China's Electromagnetic Railgun Looks Vaguely Familiar...
If the U.S. intelligence assessment is accurate, this is a major strategic coup for the Chinese.
Here's What You Need to Remember: There is the possibility, of course, that the Chinese railgun is a paper tiger of sorts, a hoax designed to make the already-overstretched DoD antsy about its future in the Pacific amid growing tensions over artificial islands in the South China Sea.
While the United States spent years dithering over the future of its much-hyped electromagnetic railgun project, China ate its lunch. The Chinese navy plans to field its own secretive version of the electromagnetic railgun on naval vessels as early as 2025, according to a U.S. intelligence assessment first reported by CNBC back a few years ago.

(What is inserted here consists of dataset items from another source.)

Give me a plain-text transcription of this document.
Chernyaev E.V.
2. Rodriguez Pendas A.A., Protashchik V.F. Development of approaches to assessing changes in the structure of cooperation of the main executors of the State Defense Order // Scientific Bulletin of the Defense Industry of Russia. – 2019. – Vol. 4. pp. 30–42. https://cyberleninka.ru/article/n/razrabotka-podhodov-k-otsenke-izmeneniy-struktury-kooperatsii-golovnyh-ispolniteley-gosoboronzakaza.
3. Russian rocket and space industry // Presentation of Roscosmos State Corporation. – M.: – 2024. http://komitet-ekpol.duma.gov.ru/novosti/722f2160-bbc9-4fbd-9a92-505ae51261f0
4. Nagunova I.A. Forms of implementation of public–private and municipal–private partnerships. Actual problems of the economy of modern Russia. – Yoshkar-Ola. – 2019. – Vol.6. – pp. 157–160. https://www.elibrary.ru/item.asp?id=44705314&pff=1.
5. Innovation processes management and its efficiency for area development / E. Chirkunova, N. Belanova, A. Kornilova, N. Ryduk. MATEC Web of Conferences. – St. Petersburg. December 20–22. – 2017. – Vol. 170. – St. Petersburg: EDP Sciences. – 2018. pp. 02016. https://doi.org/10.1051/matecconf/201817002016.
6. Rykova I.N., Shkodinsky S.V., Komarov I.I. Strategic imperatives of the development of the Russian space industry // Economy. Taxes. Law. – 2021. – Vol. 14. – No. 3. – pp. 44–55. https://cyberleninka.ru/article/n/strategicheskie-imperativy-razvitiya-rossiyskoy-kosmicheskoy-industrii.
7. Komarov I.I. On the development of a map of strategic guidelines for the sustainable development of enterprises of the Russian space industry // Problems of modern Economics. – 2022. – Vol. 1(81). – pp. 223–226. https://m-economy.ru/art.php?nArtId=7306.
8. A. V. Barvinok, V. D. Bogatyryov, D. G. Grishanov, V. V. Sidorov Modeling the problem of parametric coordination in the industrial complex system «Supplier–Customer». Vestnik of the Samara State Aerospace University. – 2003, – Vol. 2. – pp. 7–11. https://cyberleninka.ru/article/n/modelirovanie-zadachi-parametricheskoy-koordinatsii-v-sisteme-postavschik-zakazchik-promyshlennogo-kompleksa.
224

China's interpretation of the long-theoretical supergun, which utilizes a massive amount of power to create electromagnetic fields to accelerate projectiles to hypersonic velocities, is reportedly capable of “striking a target 124 miles away at speeds of up to 1.6 miles per second," according to CNBC — fast enough to strike Philadelphia from New York in just under a minute.
If the U.S. intelligence assessment is accurate, this is a major strategic coup for the Chinese. Back in February, photos circulating on social media appeared to show a railgun-esque deck gun mounted on the bow of the Type 072III-class landing ship Haiyang Shan. The next month, a People's Liberation Army-run news outlet confirmed that the Chinese navy had achieved a “breakthrough" during sea trials for the new railgun.
The Chinese railgun was first developed in 2011 and then tested in 2014. Over the next three years, the supergun was calibrated for extended operational ranges. Meanwhile, the Office of Naval Research was still trying to figure out how to fire multi-shot salvos with its version of the railgun. Indeed, the U.S. intelligence assessment confirms that the Chinese supergun was first mounted on a naval vessel for at-sea trials even earlier than the PLA said, with initial tests underway as early as December 2017.
The December sea trials are some serious egg on the face of the Pentagon. As Task & Purpose reported around the time, the ONR electromagnetic railgun has been stuck in a research and development “valley of death" after more than a decade of development that cost $500 million. The reason? Shifting priorities within the Pentagon's Strategic Capabilities Office towards other directed energy projects — namely the hypervelocity projectile and solid-state lasers that offer more cost-effective alternatives to the pricey supergun — that left the prospect of future tactical demonstrations up in the air.
There is the possibility, of course, that the Chinese railgun is a paper tiger of sorts, a hoax designed to make the already-overstretched DoD antsy about its future in the Pacific amid growing tensions over artificial islands in the South China Sea. But even if the railgun ends up relegated to the function of shipboard missile defense rather than an offensive weapon, it's very existence is a shot across the bow to the United States when it comes to engineering next-generation weapons.
The War Zone's Joseph Trevithick sums it up perfectly in his analysis of the U.S. intel assessment. “If the PLAN's fleets actually include any significant number of railgun-equipped ships by 2025," he writes. “It is even more likely that the era of near total United States naval supremacy in any prospective conflict, especially in Pacific Region, will have come to a close."